Restaurant cluster shows how air conditioning helps coronavirus spread, study says
A study of 10 coronavirus patients from three families who dined at the same restaurant in southern China has suggested that air conditioning aided the spread of the virus.
Health authorities believe that Covid-19 is mainly transmitted through respiratory droplets produced when a coronavirus carrier coughs or sneezes.
But the study, conducted by scientists in the southern city of Guangzhou, said droplet transmission alone could not explain the cluster of infections.
"Strong airflow from the air conditioner could have propagated droplets" between three tables, according to the research.
Restaurants should increase the space between tables and improve ventilation to reduce the risk of infection, according to the team of researchers led by Jianyun Lu of the Guangzhou Center for Disease Control and Prevention.
An article about the research has been released ahead of its publication in the July edition of Emerging Infectious Diseases, the open-access and peer-reviewed journal published by the Centers for Disease Control and Prevention of the United States
Family clusters of infections have helped the spread of a pandemic that has now infected more than 2 million people and killed more than 130,000.
The researchers said Guangzhou cluster began with someone who had returned from Wuhan, the central Chinese city where the coronavirus was first reported in December, on January 23. The study identified this person as the first patient of the group.

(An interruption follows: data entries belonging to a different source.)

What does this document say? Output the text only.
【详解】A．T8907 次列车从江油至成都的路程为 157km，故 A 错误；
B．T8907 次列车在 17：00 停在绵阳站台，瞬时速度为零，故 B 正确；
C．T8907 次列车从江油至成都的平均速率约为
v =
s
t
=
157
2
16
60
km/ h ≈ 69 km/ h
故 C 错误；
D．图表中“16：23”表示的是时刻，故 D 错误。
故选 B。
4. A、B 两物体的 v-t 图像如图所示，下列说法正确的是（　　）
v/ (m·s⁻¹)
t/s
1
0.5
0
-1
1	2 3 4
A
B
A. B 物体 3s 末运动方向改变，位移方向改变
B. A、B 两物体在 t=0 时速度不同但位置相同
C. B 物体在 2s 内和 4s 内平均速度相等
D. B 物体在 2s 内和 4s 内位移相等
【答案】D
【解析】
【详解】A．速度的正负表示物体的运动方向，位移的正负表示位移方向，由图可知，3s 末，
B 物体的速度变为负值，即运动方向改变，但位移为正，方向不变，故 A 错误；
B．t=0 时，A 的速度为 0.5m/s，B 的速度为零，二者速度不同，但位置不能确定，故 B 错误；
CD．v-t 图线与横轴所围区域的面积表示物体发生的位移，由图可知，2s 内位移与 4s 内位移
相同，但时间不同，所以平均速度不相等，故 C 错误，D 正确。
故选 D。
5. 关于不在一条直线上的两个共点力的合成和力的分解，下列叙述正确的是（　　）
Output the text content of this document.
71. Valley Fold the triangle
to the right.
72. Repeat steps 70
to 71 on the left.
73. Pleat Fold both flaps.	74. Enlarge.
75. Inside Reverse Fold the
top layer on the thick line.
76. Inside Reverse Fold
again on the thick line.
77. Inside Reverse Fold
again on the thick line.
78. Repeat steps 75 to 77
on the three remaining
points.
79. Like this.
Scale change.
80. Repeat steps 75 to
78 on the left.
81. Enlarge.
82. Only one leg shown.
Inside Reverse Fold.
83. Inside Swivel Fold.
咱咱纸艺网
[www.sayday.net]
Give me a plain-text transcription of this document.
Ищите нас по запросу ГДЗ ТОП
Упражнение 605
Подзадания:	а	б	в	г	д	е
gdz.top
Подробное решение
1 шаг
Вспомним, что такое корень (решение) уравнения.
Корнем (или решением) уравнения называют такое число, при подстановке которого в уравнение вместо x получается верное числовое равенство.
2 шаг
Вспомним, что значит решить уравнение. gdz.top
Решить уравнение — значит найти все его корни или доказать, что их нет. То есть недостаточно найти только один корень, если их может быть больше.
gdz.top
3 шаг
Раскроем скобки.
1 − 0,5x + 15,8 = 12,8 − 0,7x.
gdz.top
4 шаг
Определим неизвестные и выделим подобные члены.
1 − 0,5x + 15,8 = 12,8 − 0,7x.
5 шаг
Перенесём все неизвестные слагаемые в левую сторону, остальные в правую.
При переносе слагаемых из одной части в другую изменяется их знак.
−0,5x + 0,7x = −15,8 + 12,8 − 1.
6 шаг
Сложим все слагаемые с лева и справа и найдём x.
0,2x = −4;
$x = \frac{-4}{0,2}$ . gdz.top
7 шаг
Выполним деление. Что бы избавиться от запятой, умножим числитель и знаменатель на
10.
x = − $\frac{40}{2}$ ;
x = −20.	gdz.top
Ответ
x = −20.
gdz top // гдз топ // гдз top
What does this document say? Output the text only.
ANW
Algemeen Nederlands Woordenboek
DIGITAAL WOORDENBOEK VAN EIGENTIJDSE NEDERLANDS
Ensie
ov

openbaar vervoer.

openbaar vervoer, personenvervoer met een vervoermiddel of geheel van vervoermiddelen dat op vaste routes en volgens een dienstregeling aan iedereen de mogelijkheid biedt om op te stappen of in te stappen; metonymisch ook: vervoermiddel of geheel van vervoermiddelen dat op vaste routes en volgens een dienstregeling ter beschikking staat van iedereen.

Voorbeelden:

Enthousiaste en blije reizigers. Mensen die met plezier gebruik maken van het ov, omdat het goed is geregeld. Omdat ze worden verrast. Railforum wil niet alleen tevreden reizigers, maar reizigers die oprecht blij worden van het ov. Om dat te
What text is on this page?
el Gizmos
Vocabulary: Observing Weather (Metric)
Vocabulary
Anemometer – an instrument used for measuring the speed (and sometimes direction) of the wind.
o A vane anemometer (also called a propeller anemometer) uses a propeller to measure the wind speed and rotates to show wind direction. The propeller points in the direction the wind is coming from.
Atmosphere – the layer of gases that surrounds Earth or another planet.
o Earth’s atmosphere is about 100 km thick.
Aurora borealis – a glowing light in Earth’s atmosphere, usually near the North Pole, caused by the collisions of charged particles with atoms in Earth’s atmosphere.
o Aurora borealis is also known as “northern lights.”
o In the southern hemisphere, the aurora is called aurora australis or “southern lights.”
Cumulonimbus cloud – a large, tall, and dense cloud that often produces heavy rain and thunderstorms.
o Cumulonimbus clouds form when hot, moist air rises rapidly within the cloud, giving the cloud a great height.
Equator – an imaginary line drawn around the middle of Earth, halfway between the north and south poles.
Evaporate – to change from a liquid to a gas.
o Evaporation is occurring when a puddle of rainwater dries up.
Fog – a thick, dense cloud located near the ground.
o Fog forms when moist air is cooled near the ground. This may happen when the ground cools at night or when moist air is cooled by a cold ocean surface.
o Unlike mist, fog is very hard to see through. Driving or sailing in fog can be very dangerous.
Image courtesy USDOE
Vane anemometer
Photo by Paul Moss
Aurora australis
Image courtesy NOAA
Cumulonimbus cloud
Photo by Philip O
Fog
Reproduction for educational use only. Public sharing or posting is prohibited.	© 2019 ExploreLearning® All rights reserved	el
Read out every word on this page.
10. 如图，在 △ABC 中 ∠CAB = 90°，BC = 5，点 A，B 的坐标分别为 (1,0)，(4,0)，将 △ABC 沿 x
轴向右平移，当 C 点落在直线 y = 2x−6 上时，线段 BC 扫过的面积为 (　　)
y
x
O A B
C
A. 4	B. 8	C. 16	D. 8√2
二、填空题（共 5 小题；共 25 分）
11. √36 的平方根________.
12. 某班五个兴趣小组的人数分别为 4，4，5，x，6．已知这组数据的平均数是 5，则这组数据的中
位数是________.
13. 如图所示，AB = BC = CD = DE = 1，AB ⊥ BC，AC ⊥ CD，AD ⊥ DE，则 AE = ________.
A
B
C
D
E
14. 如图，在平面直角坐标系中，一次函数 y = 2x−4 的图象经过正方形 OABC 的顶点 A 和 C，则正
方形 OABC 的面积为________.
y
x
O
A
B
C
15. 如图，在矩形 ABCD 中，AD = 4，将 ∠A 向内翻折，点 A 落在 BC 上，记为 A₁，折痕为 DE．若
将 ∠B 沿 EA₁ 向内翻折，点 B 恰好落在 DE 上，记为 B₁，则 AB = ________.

Without knowing that he was sick, the person had lunch with three family members the next day at a windowless restaurant with an air conditioner on each floor of the 5-story building.
Two other families sat at adjacent tables, with about 3.3 feet in between each table. The diners shared the space for about an hour, the report said.
The first patient had a fever and cough later that day and went to the hospital. Within two weeks, four members of the first patient's family, three members of the second family and two of the third family had become ill with Covid-19.
After an investigation, the researchers said the only known source of exposure for the second and third families was the first patient in the restaurant.
"We conclude that in this outbreak, droplet transmission was prompted by air-conditioned ventilation. The key factor for infection was the direction of the airflow," the report said.
The researchers said their findings were "less consistent" with aerosol transmission " the spread of the virus through tiny droplets that can float in the air and travel longer distances than bigger respiratory droplets.
This mode of transmission could have potentially caused a greater number of infections in the restaurant.
But the other 73 customers who dined on the same floor tested negative for Covid-19 and no staff members of the restaurant were found to be infected, the study said.
And six smear samples from the air conditioner's outlet and inlet all tested nucleotide negative, it said.
The lack of infections in other parts of the restaurant could also be explained by "the lower concentrations of aerosols at greater distances," it added.
The Guangzhou team said that the research had limitations because they did not conduct an experimental study simulating the airborne transmission route.
They also didn't perform blood tests on other family members and diners whose swab tests turned out negative to rule out the possibilities of those people being asymptomatic carriers and the source of the infection.
Separate studies have suggested that the nasal swab tests are more likely to return false negative results on coronavirus carriers who have no symptoms because of the lower viral load in their respiratory specimens.